We started; a quarter of an hour later we descended at the ranger’s lodge.
“Shall we take this little path?” said M. Leduc; “it will take us where you want to go.”
It led us, in fact, to a spot planted with tall trees which overshadowed three or four rivulets.
“We call this place Noires-Fontaines,” M. Leduc explained.
“And here Madame de Montrevel, Amélie and little Edouard will dwell. Now what are those villages which I see in front of me?”

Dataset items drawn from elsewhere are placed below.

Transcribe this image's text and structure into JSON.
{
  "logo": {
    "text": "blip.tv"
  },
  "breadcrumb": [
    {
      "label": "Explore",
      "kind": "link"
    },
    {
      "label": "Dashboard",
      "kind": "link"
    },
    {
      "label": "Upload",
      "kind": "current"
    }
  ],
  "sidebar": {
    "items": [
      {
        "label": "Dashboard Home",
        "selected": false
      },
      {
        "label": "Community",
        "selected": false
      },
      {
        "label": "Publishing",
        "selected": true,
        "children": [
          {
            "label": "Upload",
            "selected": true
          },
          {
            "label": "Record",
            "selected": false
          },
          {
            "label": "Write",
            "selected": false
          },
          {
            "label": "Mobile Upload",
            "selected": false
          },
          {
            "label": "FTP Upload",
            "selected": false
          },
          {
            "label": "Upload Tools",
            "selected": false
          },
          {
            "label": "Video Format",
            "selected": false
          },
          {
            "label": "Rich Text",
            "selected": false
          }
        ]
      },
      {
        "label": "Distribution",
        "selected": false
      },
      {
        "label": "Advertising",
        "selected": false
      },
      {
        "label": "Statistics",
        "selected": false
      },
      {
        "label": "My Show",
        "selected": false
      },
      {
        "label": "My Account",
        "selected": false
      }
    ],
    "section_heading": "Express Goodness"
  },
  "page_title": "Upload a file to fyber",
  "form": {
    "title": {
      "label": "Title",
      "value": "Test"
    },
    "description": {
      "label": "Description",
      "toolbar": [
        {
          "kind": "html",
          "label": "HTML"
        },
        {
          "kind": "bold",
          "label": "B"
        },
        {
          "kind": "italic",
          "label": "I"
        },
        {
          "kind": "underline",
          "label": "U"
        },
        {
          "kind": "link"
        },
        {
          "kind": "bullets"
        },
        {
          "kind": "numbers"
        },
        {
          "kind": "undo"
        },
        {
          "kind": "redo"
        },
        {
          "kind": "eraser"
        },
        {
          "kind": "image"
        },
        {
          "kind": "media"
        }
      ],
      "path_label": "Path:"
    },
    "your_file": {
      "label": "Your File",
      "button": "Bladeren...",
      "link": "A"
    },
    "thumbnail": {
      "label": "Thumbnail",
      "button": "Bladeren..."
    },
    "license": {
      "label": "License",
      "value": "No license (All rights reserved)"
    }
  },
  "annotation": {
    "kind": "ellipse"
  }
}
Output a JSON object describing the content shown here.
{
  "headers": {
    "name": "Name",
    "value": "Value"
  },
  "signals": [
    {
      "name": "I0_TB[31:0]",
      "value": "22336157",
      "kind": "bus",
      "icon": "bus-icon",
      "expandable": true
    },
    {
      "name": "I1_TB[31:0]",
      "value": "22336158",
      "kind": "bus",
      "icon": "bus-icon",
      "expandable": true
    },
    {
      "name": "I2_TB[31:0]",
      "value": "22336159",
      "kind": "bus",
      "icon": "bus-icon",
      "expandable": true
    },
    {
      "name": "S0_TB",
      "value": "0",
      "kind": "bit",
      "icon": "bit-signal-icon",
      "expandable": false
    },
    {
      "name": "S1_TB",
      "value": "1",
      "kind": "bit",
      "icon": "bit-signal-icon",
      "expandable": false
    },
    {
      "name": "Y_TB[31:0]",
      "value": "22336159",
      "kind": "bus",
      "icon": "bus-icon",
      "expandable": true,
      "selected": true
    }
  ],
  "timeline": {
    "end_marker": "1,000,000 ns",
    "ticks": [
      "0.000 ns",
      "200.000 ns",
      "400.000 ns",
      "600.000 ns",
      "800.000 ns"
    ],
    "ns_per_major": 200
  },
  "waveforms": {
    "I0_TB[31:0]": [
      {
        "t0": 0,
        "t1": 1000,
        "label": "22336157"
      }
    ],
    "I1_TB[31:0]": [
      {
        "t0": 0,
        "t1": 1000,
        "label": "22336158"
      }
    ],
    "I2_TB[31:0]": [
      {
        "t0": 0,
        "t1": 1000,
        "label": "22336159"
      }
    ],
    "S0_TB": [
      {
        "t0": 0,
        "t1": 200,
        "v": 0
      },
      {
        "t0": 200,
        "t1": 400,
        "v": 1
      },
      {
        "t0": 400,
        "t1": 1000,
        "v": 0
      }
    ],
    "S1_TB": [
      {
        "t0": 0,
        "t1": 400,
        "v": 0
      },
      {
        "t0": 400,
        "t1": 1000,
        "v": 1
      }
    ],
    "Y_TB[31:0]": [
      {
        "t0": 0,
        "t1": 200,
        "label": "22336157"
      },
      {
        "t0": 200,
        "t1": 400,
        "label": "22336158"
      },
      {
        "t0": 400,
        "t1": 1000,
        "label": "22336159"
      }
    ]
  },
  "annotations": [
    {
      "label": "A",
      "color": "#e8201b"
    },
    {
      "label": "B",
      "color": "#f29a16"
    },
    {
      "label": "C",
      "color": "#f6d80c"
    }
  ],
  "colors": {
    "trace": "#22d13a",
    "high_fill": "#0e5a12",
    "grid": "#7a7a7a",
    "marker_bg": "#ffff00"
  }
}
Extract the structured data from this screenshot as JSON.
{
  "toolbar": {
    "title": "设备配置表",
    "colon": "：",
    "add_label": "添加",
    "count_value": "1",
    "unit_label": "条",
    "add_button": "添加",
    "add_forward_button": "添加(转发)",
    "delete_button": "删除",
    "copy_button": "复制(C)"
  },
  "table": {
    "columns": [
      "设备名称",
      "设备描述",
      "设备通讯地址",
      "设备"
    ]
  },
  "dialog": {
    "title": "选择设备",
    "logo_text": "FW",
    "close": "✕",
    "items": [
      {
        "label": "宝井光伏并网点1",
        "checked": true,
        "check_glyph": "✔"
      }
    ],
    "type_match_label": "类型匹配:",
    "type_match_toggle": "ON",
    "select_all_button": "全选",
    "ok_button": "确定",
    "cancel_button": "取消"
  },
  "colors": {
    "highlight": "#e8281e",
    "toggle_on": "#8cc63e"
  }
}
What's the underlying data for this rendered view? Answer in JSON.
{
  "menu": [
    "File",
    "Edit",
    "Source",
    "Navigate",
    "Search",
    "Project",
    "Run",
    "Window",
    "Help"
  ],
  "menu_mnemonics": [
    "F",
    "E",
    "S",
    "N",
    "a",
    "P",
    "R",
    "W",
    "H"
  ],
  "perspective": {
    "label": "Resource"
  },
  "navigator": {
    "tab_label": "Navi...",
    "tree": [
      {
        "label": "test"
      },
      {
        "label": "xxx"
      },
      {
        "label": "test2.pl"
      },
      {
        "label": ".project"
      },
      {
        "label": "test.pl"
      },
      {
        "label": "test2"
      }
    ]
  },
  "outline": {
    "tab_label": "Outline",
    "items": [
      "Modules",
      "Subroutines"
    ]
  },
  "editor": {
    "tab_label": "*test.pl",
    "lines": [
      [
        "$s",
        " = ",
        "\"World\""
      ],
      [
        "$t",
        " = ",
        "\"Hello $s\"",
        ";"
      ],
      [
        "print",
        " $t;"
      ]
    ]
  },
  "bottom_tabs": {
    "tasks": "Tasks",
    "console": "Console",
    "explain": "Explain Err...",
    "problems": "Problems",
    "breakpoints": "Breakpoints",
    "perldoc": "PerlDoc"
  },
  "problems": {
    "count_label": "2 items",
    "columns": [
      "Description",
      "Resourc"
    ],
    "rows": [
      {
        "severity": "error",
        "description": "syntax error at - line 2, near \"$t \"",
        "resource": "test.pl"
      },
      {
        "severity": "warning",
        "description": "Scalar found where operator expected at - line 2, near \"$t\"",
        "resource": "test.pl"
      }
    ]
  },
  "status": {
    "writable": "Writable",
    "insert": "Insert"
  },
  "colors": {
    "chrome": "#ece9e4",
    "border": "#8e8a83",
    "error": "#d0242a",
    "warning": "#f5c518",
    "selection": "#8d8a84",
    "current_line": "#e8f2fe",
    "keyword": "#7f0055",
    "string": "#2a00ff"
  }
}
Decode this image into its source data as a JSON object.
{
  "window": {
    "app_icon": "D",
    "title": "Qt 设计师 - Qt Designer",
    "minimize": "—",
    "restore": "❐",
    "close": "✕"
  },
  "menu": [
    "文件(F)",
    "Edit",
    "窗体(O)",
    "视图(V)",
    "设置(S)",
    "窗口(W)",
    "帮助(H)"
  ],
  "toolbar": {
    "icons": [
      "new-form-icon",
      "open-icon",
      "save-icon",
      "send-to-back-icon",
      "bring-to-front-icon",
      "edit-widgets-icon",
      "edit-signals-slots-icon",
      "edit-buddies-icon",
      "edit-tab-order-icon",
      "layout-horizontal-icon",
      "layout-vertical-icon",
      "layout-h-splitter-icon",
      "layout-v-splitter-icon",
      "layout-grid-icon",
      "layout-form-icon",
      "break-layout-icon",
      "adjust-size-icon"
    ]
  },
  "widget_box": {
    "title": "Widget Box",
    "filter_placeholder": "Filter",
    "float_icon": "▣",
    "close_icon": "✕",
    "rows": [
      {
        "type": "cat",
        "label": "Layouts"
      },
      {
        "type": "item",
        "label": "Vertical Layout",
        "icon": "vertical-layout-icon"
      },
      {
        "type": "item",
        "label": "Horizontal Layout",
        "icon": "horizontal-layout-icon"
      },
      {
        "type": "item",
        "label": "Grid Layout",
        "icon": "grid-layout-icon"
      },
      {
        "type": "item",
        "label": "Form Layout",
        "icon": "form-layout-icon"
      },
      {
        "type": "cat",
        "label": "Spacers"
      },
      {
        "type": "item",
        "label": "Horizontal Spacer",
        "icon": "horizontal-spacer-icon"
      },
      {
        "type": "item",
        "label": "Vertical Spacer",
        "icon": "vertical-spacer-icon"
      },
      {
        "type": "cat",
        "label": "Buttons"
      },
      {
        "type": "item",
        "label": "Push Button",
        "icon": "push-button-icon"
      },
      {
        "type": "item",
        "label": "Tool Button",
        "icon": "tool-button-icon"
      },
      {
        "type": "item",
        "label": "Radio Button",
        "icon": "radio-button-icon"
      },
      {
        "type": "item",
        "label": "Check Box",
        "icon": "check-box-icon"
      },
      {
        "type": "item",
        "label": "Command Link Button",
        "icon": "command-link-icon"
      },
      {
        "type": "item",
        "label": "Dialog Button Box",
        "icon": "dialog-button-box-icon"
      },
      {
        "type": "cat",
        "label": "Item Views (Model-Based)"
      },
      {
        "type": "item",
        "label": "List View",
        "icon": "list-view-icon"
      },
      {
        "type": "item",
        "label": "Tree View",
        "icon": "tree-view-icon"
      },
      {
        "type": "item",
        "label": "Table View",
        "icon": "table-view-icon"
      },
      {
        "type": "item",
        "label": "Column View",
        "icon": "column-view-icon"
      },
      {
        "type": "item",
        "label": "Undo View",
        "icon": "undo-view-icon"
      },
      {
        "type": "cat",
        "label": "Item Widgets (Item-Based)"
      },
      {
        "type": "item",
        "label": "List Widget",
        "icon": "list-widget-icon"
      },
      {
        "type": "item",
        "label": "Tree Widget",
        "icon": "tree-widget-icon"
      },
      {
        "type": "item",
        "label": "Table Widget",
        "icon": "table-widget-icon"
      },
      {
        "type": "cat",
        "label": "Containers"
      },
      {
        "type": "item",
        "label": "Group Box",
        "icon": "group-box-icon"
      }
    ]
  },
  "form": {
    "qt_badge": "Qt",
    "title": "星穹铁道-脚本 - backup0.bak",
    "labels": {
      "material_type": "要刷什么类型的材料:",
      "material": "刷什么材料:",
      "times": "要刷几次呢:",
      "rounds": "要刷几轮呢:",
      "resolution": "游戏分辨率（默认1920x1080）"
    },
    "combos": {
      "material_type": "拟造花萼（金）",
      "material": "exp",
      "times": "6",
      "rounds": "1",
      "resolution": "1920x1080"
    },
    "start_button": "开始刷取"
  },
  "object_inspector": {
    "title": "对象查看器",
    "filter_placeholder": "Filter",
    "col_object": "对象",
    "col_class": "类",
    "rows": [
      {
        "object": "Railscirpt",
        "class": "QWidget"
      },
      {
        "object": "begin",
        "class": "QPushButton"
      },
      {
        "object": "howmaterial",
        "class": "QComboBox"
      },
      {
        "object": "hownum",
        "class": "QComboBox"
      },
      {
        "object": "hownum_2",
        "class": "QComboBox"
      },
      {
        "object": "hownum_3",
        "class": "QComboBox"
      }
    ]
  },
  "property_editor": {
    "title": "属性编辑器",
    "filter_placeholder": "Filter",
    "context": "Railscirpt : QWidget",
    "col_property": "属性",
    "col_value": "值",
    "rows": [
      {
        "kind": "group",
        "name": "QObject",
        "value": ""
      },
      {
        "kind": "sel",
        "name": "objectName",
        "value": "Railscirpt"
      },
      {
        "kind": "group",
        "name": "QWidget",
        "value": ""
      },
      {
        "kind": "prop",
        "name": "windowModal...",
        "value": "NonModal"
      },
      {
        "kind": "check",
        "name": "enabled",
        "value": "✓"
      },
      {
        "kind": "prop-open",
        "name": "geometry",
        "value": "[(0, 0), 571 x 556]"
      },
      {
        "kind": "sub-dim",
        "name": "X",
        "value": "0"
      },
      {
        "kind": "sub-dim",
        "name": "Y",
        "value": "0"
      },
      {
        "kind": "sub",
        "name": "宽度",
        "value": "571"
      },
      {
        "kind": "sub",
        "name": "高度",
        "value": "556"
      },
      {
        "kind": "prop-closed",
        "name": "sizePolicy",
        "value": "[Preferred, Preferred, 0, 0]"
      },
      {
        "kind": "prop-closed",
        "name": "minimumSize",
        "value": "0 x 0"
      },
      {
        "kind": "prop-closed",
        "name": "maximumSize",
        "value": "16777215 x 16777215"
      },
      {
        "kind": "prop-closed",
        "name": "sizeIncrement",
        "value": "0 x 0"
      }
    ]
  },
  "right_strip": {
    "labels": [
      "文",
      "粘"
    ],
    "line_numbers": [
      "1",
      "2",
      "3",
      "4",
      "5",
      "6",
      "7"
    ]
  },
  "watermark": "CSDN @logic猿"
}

“Here, close at hand, is Montagnac; yonder, on the mountain side, Ceyzeriat.”
“Is that where the grotto is?”
“Yes. But how did you know there was a grotto at Ceyzeriat?”
“Never mind, go on. The name of those other villages, if you please.”
“Saint-Just, Tréconnas, Ramasse, Villereversure.”
“That will do.”
“Have you enough?”
“Yes.”
I drew out my note-book, sketched a plan of the locality and wrote about in their relative positions the names of the villages which M. Leduc had just pointed out to me.
“That’s done!” said I.
“Where shall we go now?”
“Isn’t the church of Brou near this road?”
“Yes.”
“Then let us go to the church of Brou.”
“Do you need that in your novel?”
“Yes, indeed; you don’t imagine I am going to lay my scene in a country which contains the architectural masterpiece of the sixteenth century without utilizing that masterpiece, do you?”
“Let us go to the church of Brou.”
A quarter of an hour later the sacristan showed us into this granite jewel-case which contains the three marble gems called the tombs of Marguerite of Austria, Marguerite or Bourbon, and of Philibert le Beau.
“How is it,” I asked the sacristan, “that all these masterpieces were not reduced to powder during the Revolution?”
“Ah! sir, the municipality had an idea.”
“What was it?”
“That of turning the church into a storage house for fodder.”